There is no single best configuration for setting up Pi-hole. I'd deem any working configuration as proper, and Pi-hole can be setup to filter your DNS requests in a variety of ways.
Depending on your circumstances and personal preferences, you may decide on a set of configuration options another user wouldn't want to use, or couldn't use due to some external restrictions (like a router that allows only upstream DNS configuration).
We can try to highlight benefits and disadvantages of the options that most likely matter to you.
You may also refer to Pi-hole's online documentation. Specifically, one of the most basic choices is how you introduce Pi-hole into your network.
No, not the way you've configured it.
As I understand it, you are forwarding DNS requests from your AD DNS servers to Pi-hole, hence all DNS requests reaching Pi-hole will originate from those servers (this also means that Conditional Forwarding wouldn't help here).
In order to associate DNS queries to individual clients, you'd have to change the DNS forwarding chain in your network, e.g. by configuring your clients to use Pi-hole as DNS, and have Pi-hole forward requests to your AD DNS servers.
Note that client-based filtering (as introduced with Pi-hole 5.0) is only possible for clients as identified by Pi-hole via a DNS request's origin IP address.

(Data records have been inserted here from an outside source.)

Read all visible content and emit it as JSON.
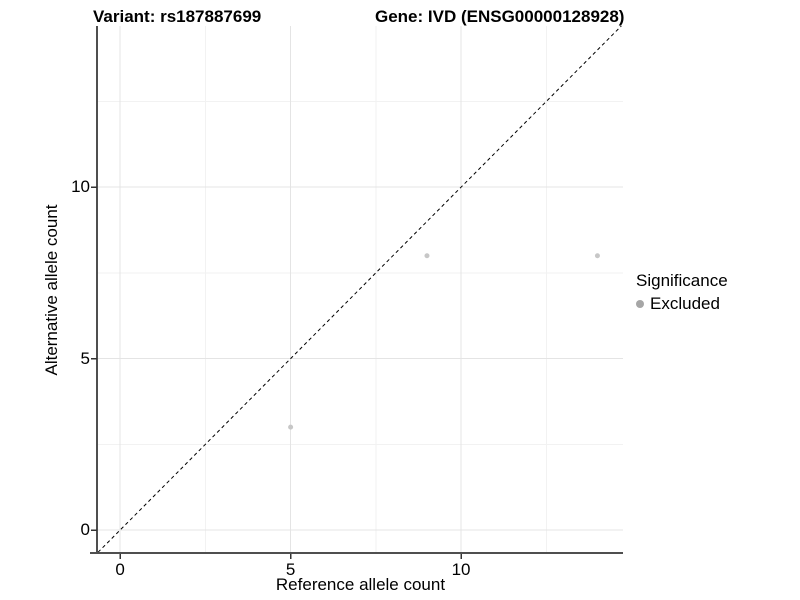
{
  "titles": {
    "variant": "Variant: rs187887699",
    "gene": "Gene: IVD (ENSG00000128928)"
  },
  "chart_data": {
    "type": "scatter",
    "xlabel": "Reference allele count",
    "ylabel": "Alternative allele count",
    "xlim": [
      -0.65,
      14.75
    ],
    "ylim": [
      -0.67,
      14.7
    ],
    "xticks": [
      0,
      5,
      10
    ],
    "yticks": [
      0,
      5,
      10
    ],
    "minor_xticks": [
      2.5,
      7.5,
      12.5
    ],
    "minor_yticks": [
      2.5,
      7.5,
      12.5
    ],
    "grid": true,
    "series": [
      {
        "name": "Excluded",
        "color": "#c7c7c7",
        "point_radius": 2.5,
        "points": [
          [
            5,
            3
          ],
          [
            9,
            8
          ],
          [
            14,
            8
          ]
        ]
      }
    ],
    "reference_line": {
      "kind": "identity",
      "style": "dashed",
      "color": "#000000"
    },
    "legend": {
      "title": "Significance",
      "position": "right",
      "items": [
        {
          "label": "Excluded",
          "color": "#a6a6a6"
        }
      ]
    },
    "style_colors": {
      "grid_major": "#e4e4e4",
      "grid_minor": "#f2f2f2",
      "axis_line": "#4f4f4f",
      "tick_mark": "#333333"
    }
  }
}
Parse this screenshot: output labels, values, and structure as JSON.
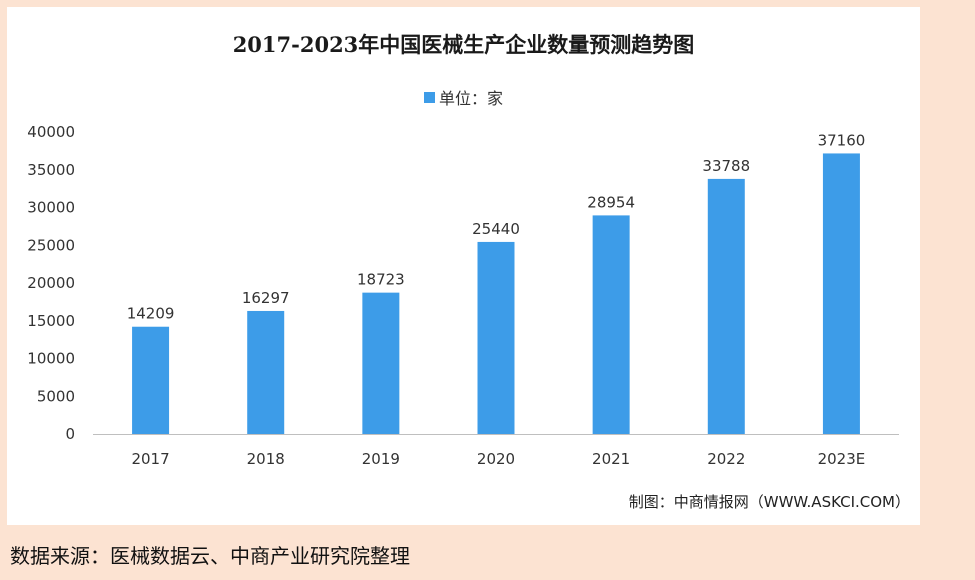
{
  "chart_data": {
    "type": "bar",
    "title": "2017-2023年中国医械生产企业数量预测趋势图",
    "legend": "单位：家",
    "legend_position": "top-center",
    "categories": [
      "2017",
      "2018",
      "2019",
      "2020",
      "2021",
      "2022",
      "2023E"
    ],
    "values": [
      14209,
      16297,
      18723,
      25440,
      28954,
      33788,
      37160
    ],
    "ylim": [
      0,
      40000
    ],
    "yticks": [
      0,
      5000,
      10000,
      15000,
      20000,
      25000,
      30000,
      35000,
      40000
    ],
    "grid": false,
    "bar_color": "#3D9CE8"
  },
  "credit": "制图：中商情报网（WWW.ASKCI.COM）",
  "source": "数据来源：医械数据云、中商产业研究院整理"
}
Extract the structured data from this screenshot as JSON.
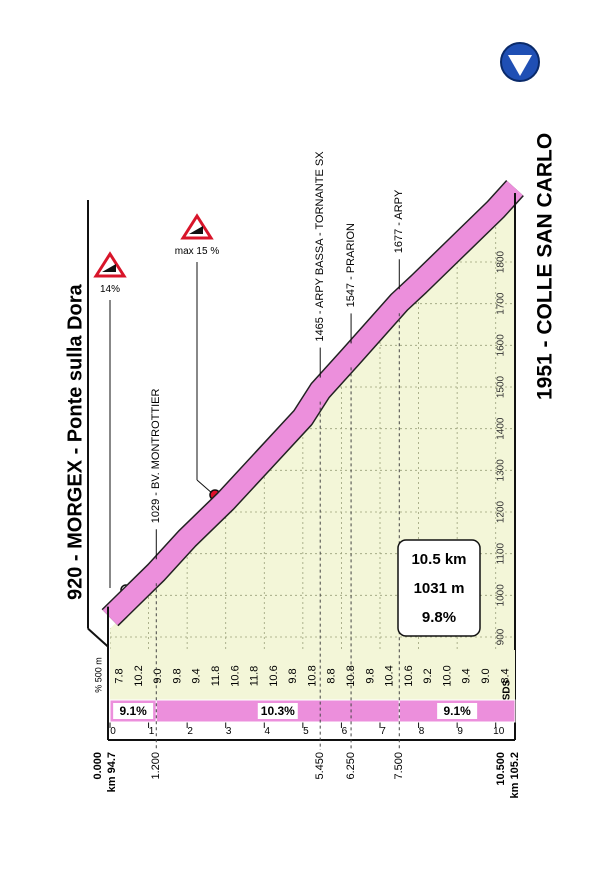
{
  "start_label": "920 - MORGEX - Ponte sulla Dora",
  "finish_label": "1951 - COLLE SAN CARLO",
  "chart_data": {
    "type": "area",
    "x": [
      0,
      1.2,
      2,
      3,
      4,
      5,
      5.45,
      6.25,
      7.5,
      8,
      9,
      10,
      10.5
    ],
    "values": [
      920,
      1029,
      1110,
      1200,
      1300,
      1400,
      1465,
      1547,
      1677,
      1720,
      1810,
      1900,
      1951
    ],
    "color": "#f3f6d8",
    "band_color": "#ec8fdc",
    "xlim": [
      0,
      10.5
    ],
    "ylim": [
      780,
      1980
    ],
    "xticks": [
      0,
      1,
      2,
      3,
      4,
      5,
      6,
      7,
      8,
      9,
      10
    ],
    "yticks": [
      900,
      1000,
      1100,
      1200,
      1300,
      1400,
      1500,
      1600,
      1700,
      1800
    ],
    "grid": true,
    "waypoints": [
      {
        "km": {
          "value": 1.2,
          "label": "1.200"
        },
        "label": "1029 - BV. MONTROTTIER"
      },
      {
        "km": {
          "value": 5.45,
          "label": "5.450"
        },
        "label": "1465 - ARPY BASSA - TORNANTE SX"
      },
      {
        "km": {
          "value": 6.25,
          "label": "6.250"
        },
        "label": "1547 - PRARION"
      },
      {
        "km": {
          "value": 7.5,
          "label": "7.500"
        },
        "label": "1677 - ARPY"
      }
    ],
    "start_distance": "0.000",
    "finish_distance": "10.500",
    "start_km": "km 94.7",
    "finish_km": "km 105.2",
    "gradient_header": "% 500 m",
    "gradients": [
      "7.8",
      "10.2",
      "9.0",
      "9.8",
      "9.4",
      "11.8",
      "10.6",
      "11.8",
      "10.6",
      "9.8",
      "10.8",
      "8.8",
      "10.8",
      "9.8",
      "10.4",
      "10.6",
      "9.2",
      "10.0",
      "9.4",
      "9.0",
      "8.4"
    ],
    "sections": [
      {
        "from": 0,
        "to": 1.2,
        "label": "9.1%"
      },
      {
        "from": 1.2,
        "to": 7.5,
        "label": "10.3%"
      },
      {
        "from": 7.5,
        "to": 10.5,
        "label": "9.1%"
      }
    ],
    "steep_labels": [
      "14%",
      "max 15 %"
    ],
    "summary": [
      "10.5 km",
      "1031 m",
      "9.8%"
    ],
    "logo": "SDS"
  }
}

Pi-hole's filtering works at the DNS level. It can either block resolution of a domain name (e.g. ads.content.com
) or return its associated IP addresses (e.g. for www.content.com
).
Any unwanted content that is delivered via the same domain as the content you want to access (e.g. www.content.com/ads/picture.jpg
) cannot be blocked by Pi-hole, unless you are willing to also block that content altogether (i.e. block www.content.com
).
Note that while Pi-hole provides the mechanism for blocking, it's ultimately still your decision what to block.
The default blocklists that you can opt to use during installation will provide an adequate level of filtering.
In case you find that your favourite sites are still showing ads, you can match Pi-hole to your individual browsing behaviour, by adding whole blocklists, a regex to block several domains matching a pattern, or a specific domain (How do I determine what domain an ad is coming from? will help you identify candidates for the latter).